Altro animale molto comune è la pecora, anche quest’ultima è ottima per l’allevamento in quanto produttrice di lana ma anche di latte (quest’ultimo utilizzato soprattutto per prodotti caseari) e carne, ma non solo: meno conosciuta, ma sempre valida è la produzione di pelli e cuoio.

Vicino a lei è la capra, della quale l’allevamento si sta piano piano riaffermando, nonostante la sua origine antica. Questo animale in Italia è maggiormente allevato in Sardegna e dal suo allevamento si possono produrre sia la latte che la carne e, a volte, anche la lana.

Vi è poi il pollame, altra specie molto produttiva. Se infatti si allevassero dei polli, si potrebbero produrre sia uova che carne, anche questa molto consumata tra le tavole degli italiani. Differente è il tacchino, allevato solo per produrre carne.

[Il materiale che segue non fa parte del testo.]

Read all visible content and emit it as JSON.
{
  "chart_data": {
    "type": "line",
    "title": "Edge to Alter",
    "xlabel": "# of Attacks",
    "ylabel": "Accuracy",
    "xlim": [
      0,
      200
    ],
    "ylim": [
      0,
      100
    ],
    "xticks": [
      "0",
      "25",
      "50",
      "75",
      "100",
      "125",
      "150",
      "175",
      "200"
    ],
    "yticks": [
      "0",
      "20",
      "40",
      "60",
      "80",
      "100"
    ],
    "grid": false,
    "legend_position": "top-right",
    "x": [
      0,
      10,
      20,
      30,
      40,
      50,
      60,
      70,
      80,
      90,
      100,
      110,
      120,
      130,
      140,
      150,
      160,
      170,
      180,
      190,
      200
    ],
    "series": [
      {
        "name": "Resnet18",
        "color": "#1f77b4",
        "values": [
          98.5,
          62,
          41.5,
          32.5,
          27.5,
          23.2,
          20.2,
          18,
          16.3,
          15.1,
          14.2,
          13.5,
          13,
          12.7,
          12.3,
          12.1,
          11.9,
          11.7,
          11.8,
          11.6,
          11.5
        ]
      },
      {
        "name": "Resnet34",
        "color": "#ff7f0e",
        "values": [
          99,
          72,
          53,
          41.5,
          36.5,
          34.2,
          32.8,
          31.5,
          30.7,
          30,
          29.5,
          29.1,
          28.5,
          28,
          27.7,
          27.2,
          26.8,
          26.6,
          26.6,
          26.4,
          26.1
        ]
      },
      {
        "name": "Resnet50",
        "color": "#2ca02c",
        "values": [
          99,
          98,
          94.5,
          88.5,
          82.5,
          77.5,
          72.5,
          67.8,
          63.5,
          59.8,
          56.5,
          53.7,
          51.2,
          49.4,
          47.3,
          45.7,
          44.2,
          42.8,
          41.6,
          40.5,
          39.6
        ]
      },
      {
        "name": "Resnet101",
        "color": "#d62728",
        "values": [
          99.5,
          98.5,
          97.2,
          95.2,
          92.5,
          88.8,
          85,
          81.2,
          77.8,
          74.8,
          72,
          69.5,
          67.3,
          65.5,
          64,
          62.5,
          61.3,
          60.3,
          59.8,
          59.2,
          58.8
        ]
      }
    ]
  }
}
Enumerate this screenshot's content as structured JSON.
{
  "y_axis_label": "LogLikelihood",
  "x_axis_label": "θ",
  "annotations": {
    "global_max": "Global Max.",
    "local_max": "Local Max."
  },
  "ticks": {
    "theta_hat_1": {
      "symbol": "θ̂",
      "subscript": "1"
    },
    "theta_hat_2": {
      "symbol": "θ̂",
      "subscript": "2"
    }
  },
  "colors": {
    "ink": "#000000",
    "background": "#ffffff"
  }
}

Più insoliti, ma comunque non da sottovalutare sono cavalli e asinelli. La prima specie è utilizzata per la produzione di carne, mentre la seconda sta subendo una riscoperta del suo latte, utilizzato principalmente per i prodotti caseari.

Non dimenticare poi la loro importante funzione nella pet therapy. Ancora più insolita è l’oca, questo animaletto che appare mansueto, ma che così non è in una fattoria può essere utilizzato per la produzione di carne e di qualche uovo, tralasciando la produzione del foie gras, più industriale e decisamente poco etica.

Infine, possiamo citare i più teneri conigli. Questi morbidi animaletti proprio per la loro alimentazione variegata e che è comprensiva di quasi tutti i tipi di vegetali, sono scelti per la produzione di una buonissima carne.

Come guadagnare allevando animali

Importantissimo è costruire un allevamento che sia funzionale. Acquista un terreno grande per far sì che i tuoi animali abbiano la possibilità di condurre un vita quanto mai felice e libera, ricorda inoltre che se l’animale è allevato a terra, la carne sarà più buona.

Allestisci un ricovero attrezzato e ampio, disponendolo di una mangiatoia e un abbeveratoio capienti e di ricoveri singoli e ampi. Ricorda che ti dovrai scontrare con la burocrazia per farti riconoscere come allevatore, contatta quindi il comune e avvia tutte le pratiche necessari.

Definisci la tua azienda agricola, anche se piccola, ideandone una filosofia e un’etica che sia vincente e al passo con i tempi. Per esempio, potresti puntare sull’allevamento etico e biologico, quindi acquistando pochi animali, ma che siano allevati al meglio e alimentati con prodotti di qualità.

Anche l’aspetto esterno del tuo allevamento dovrà rispecchiare la filosofia, insomma rendilo unico, riconoscibile e appetibile, anche dal nome. Per assicurarti, infine, degli acquirenti che siano fidelizzati, che stabiliscano con te, l’allevatore un rapporto di fiducia: organizza un’inaugurazione simpatica e di impatto, puntando da lì sul passaparola, quindi su qualcosa che sia famigliare a una piccola amichevole realtà.

Ricorda sempre che il centro di tutto questo sono gli animali che pertanto devono essere trattati con rispetto.